Though this was simple to think better one is this one (admin).

#3

Very nice!!
What I did was used ternary search because the results after pressing some 1 and some 2 first increase and then decrease as we go on increasing number of times we pressed 1.
Though this was simple to think better one is this one (admin).

#4

Nice Solution, I used loops after figuring out the first equation. got TLE. Never actually thought of transforming the equation.

#5

Yes, this is what I did too!

Here’s my code.

#6

can anyone post the ternary search solution to this problem.

#7

One-line solution.

#8

Same approach that ceil and floor caused me a couple of WAs but was able to figure that out

#9

Here is my solution

for i in range(int(input())):
N,B= map(int, input().split())
print(round(N/(2*B))*(N-(B*round(N/(2*B)))))

#10

Can someone prove the optimality clause made by the poster of this editorial ? I mean seriously, I did get the rationale behind the question, and it became pretty straightforward once I assumed that the solution will be optimal this way. A mathematical proof would be great! Thanks in advance !

#11

Can someone explain how is that f(x) derived?

#12

Instead of checking how many times the second button was pressed I was checking what was the maximum answer we could get if I press the first button x times which gave me the quadratic equation for the score as ((N-x)/B )*x ,now this gives maxima at n/2 so I was checking numbers around n/2 which was giving me WA ,can anybody please point out what is wrong?
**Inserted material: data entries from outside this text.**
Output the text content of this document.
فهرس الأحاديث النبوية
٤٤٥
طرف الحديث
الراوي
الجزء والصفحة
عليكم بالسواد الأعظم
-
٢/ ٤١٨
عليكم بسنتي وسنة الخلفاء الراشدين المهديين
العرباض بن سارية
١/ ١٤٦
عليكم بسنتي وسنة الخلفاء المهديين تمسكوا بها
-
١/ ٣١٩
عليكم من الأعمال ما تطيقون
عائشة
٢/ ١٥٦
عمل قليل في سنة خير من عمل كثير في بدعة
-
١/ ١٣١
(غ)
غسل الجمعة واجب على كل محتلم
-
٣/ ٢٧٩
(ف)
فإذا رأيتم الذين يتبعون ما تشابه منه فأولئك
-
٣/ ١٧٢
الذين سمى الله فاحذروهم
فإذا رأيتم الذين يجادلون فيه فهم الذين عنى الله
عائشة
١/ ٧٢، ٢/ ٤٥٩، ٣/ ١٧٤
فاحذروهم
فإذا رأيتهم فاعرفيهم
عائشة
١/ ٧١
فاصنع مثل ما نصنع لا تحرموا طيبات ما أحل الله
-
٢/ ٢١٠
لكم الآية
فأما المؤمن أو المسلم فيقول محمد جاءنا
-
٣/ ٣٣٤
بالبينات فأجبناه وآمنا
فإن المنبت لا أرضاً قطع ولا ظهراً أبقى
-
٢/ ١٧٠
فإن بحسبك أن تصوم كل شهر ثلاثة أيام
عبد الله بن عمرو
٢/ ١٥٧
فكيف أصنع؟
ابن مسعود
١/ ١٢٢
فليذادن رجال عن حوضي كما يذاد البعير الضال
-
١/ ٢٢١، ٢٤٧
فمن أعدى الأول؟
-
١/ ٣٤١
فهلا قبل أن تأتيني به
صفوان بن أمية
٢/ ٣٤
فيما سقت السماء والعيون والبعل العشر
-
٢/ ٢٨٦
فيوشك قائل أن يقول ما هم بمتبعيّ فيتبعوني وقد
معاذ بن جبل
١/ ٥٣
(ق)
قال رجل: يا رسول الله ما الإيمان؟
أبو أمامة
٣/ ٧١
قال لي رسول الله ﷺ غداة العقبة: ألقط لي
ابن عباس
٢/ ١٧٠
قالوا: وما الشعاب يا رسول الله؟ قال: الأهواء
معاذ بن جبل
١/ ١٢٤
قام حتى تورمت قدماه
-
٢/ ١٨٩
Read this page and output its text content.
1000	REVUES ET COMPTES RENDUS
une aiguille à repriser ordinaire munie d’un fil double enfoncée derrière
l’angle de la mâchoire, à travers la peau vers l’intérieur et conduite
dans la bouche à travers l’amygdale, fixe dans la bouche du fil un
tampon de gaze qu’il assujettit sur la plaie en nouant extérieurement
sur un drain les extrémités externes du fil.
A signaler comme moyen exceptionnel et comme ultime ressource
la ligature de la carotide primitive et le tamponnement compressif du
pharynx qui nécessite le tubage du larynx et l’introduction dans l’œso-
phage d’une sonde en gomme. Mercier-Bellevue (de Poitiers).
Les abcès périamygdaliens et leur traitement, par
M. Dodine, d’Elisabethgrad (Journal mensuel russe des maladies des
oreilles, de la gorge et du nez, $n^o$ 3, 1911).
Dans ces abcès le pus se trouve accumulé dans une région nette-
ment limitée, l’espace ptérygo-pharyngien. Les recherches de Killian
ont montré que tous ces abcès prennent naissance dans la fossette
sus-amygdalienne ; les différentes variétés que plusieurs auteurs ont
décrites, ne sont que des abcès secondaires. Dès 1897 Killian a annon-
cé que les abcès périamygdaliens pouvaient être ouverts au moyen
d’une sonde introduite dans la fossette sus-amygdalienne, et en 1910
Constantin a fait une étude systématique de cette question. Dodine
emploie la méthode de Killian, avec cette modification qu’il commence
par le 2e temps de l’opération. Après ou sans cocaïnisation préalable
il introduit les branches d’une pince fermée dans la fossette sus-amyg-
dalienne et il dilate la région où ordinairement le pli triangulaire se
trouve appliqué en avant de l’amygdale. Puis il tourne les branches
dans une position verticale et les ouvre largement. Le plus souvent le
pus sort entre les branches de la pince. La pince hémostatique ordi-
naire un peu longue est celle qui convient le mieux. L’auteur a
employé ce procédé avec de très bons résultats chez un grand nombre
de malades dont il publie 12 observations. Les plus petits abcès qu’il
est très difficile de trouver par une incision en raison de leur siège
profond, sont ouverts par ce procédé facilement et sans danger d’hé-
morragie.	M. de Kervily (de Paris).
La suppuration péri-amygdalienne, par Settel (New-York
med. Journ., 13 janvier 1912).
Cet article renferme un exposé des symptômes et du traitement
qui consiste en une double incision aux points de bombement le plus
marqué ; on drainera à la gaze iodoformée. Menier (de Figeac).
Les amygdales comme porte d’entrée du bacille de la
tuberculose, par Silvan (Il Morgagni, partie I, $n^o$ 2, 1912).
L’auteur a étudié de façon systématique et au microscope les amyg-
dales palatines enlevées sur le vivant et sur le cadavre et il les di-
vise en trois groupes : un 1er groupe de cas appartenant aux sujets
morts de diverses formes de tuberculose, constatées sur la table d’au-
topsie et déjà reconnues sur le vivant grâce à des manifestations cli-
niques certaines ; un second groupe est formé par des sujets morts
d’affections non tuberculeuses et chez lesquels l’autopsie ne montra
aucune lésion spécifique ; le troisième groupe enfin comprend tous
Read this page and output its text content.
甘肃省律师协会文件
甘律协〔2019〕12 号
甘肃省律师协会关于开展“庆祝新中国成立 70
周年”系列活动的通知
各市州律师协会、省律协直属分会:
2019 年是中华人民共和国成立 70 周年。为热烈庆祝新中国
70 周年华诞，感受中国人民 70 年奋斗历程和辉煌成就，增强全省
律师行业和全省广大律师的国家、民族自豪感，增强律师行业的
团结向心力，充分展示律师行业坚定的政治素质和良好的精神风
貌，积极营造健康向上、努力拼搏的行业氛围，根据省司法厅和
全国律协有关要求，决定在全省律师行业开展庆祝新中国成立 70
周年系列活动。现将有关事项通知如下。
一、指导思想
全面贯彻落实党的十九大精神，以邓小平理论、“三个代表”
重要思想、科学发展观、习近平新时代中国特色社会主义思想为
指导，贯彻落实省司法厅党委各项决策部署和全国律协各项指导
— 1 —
Also I was keeping in mind the fact that (N-x)>B for x=n/2 ,if it was then my maximum would be around n/2 or else my maximum would be at x=N-B.
Someone please point out my mistake

#13
using namespace std;
#define ll long long

ll val(ll s, ll n, ll b, ll x)
{
return ((s+b*x)*((n-b*x)/b));
}

int main()
{
ios_base::sync_with_stdio(false);
cin.tie(0);
cout.tie(0);
int t;
cin >> t;
while(t--)
{
ll n, b;
cin >> n >> b;
ll sc1 = n%b;
n -= sc1;
if((n/b)%2)
cout << max(val(sc1,n,b,n/b/2), val(sc1,n,b,n/b/2+1)) << endl;
else
cout << val(sc1,n,b,n/b/2) << endl;
}
return 0;
}

#14

Hey, can anyone explain why x*B used in equation: f(x)=(N−x∗B)∗x

#15

I just did this and it worked…

mod=N%B;
div=N/B;
if(mod>0)
{
div++;
mod=B-mod;
N=B*div;
}
k=div/2;
e=(long)Math.ceil(div/2)*B;
if(N<=B)
System.out.println(0);
else
System.out.println((long)((N-e-mod)*k));


I never thought that it would require parabola or derivatives, I just took some examples, found out what common technique worked for them, and the solution worked.

#16

#17

#include<bits/stdc++.h>
#define ll long long
using namespace std;
int main()
{
int t;
cin>>t;
ll n,b;
while(t–)
{
cin>>n>>b;
ll val = n/b;
if(val%2==1)
val+=1;
ll mid = val/2;
ll answer = mid (n - (midb));
}
}

–possibly the simplest solutions you can get

#18

https://www.codechef.com/viewsolution/14459681

the simplest one thank me later.

#19

Too many of the solutions above have strange tests and conditionals. These are not really necessary, and the required effect can be handled in the division sum.

If x is the number of times button 2 is pressed, then the final score S is given by

S = x(N-Bx)

Using simple manipulation to complete-the-square gives

S = x(N-Bx) = Nx-Bx^2 = B \left(\frac N {2B}\right)^2 - B \left(\frac N {2B} - x\right) ^2

To maximize S, we make \left| \frac N {2B} -x \right| as small as possible. The number of button presses x has to be an integer, so we seek the nearest integer to \frac N {2B}. Using the integer arithmetic of C, we set

x = \left\lfloor\frac {N+B} {2B}\right\rfloor

.

Hence a solution:

#include <bits/stdc++.h>
using namespace std;
int main( int argc, char ** argv )
{
uint32_t T,N,B;
cin >> T;
while (T--) {
cin >> N >> B;
uint64_t x = (N+B)/(B+B);
cout << x*(N-x*B) << endl;
}
return 0;
}

#20

Hi! It seems you commented thrice the same thing by mistake! It would be good if you delete the unwanted stuff. It will help organize comments better!